Il Consiglio di Stato ha preso posizione sull'iniziativa popolare denominata "Le vittime di aggressioni non devono pagare i costi di una legittima difesa", invitando il Gran Consiglio a bocciarla.
L'iniziativa promossa da Giorgio Ghiringhelli aveva raccolto 9'248 firme ed era stata dichiarata "ricevibile" a seguito di una perizia del consulente giuridico del Gran Consiglio Tiziano Veronelli.
Nel suo messaggio pubblicato oggi, il Consiglio di Stato esprime alcune considerazioni che lo spingono a dichiararsi contrario all'iniziativa.
Innanzitutto il Governo sottolinea "come le attuali disposizioni del Codice di procedura penale (CPP) contemplano già la problematica sollevata dall’iniziativa. Così, il CPP prevede l’esclusione del carico delle spese procedurali all’imputato in caso di abbandono del procedimento o di assoluzione. Inoltre, l’imputato assolto ha diritto a un’indennità per le spese sostenute ai fini di un adeguato esercizio dei suoi diritti procedurali."
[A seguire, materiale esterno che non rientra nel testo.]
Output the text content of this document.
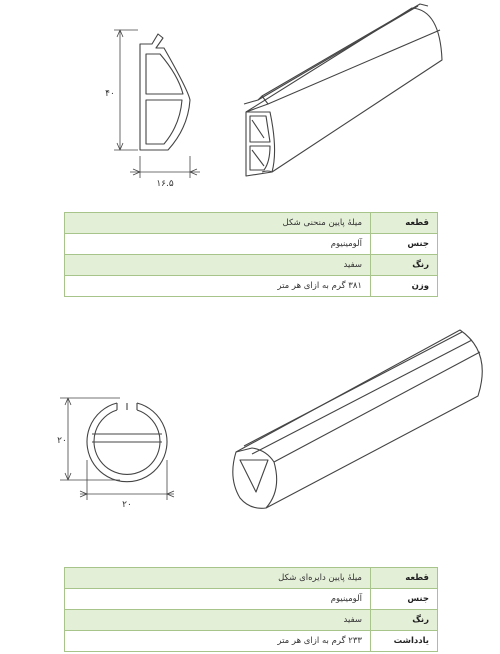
۴۰
۱۶.۵
قطعه	میلهٔ پایین منحنی شکل
جنس	آلومینیوم
رنگ	سفید
وزن	۳۸۱ گرم به ازای هر متر
۲۰
۲۰
قطعه	میلهٔ پایین دایره‌ای شکل
جنس	آلومینیوم
رنگ	سفید
یادداشت	۲۳۳ گرم به ازای هر متر
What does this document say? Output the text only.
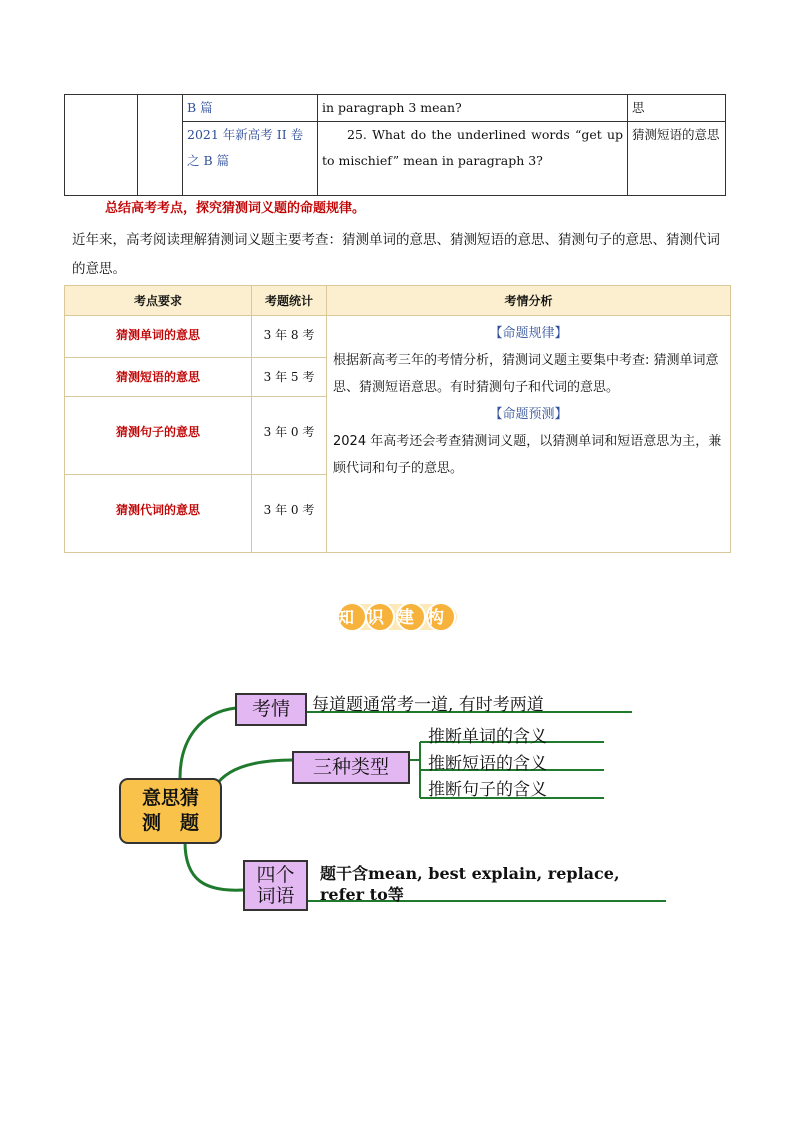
		B 篇	in paragraph 3 mean?	思
		2021 年新高考 II 卷之 B 篇	25. What do the underlined words “get up to mischief” mean in paragraph 3?	猜测短语的意思
总结高考考点，探究猜测词义题的命题规律。
近年来，高考阅读理解猜测词义题主要考查：猜测单词的意思、猜测短语的意思、猜测句子的意思、猜测代词的意思。
考点要求	考题统计	考情分析
猜测单词的意思	3 年 8 考	【命题规律】
根据新高考三年的考情分析，猜测词义题主要集中考查: 猜测单词意思、猜测短语意思。有时猜测句子和代词的意思。
【命题预测】
2024 年高考还会考查猜测词义题，以猜测单词和短语意思为主，兼顾代词和句子的意思。

猜测短语的意思	3 年 5 考	
猜测句子的意思	3 年 0 考	
猜测代词的意思	3 年 0 考	
知识建构
意思猜
测　题
考情	每道题通常考一道, 有时考两道
三种类型
推断单词的含义
推断短语的含义
推断句子的含义
四个
词语
题干含mean, best explain, replace,
refer to等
"La legislazione federale vigente è addirittura più ampia dell’iniziativa, che contrariamente al CPP non prevede la copertura del torto morale e del danno economico subito dalla persona assolta" precisa il Consiglio di Stato.
In seguito il Governo evidenzia che "negli ultimi anni in Ticino, come in quasi tutta Europa, si è osservata una forte regressione dei reati contro il patrimonio, in particolare dei furti. Nel 2016 questi ultimi sono ulteriormente diminuiti del 13,9%".
"Proprio perché i furti sono diminuiti in Ticino, la legge proposta avrebbe unicamente uno scopo preventivo, non risponderebbe ad una vera e propria necessità e verrebbe quindi applicata in pochi casi: la nuova legge andrebbe a regolare una situazione che si presenta sempre più raramente sul nostro territorio, non vi è perciò alcuna emergenza da giustificare nuove disposizioni in quel senso" si legge nel messaggio governativo. "Per di più, l’entrata in vigore di una simile regola potrebbe comportare il rischio di stimolare una giustizia “fai da te”, ritenuto come il sistema giuridico odierno vieti qualsiasi forma di giustizia privata."
"Ma non solo" scrive ancora il Governo. "Questa iniziativa potrebbe far nascere la falsa credenza che difendendosi da sè, andando magari oltre la proporzionalità dell’autodifesa, si sarebbe tutelati dallo Stato, inducendo peraltro le persone a commettere un eccesso di legittima difesa. Non da ultimo, occorre precisare che le persone con una situazione finanziaria precaria possono in ogni caso fare capo all’assistenza giudiziaria per le spese legali. Il sistema vigente garantisce quindi già l’accessibilità della giustizia a tutti i cittadini. In questo senso, l’iniziativa non porta elementi nuovi."
"Va infine rimarcato come l’accoglimento dell’iniziativa popolare comporterebbe anche un aggravio finanziario per il Cantone, ciò che non rispecchia la politica di risparmio attualmente messa in atto dal Governo" conclude il Governo, che invita quindi il Parlamento a non accogliere l'iniziativa.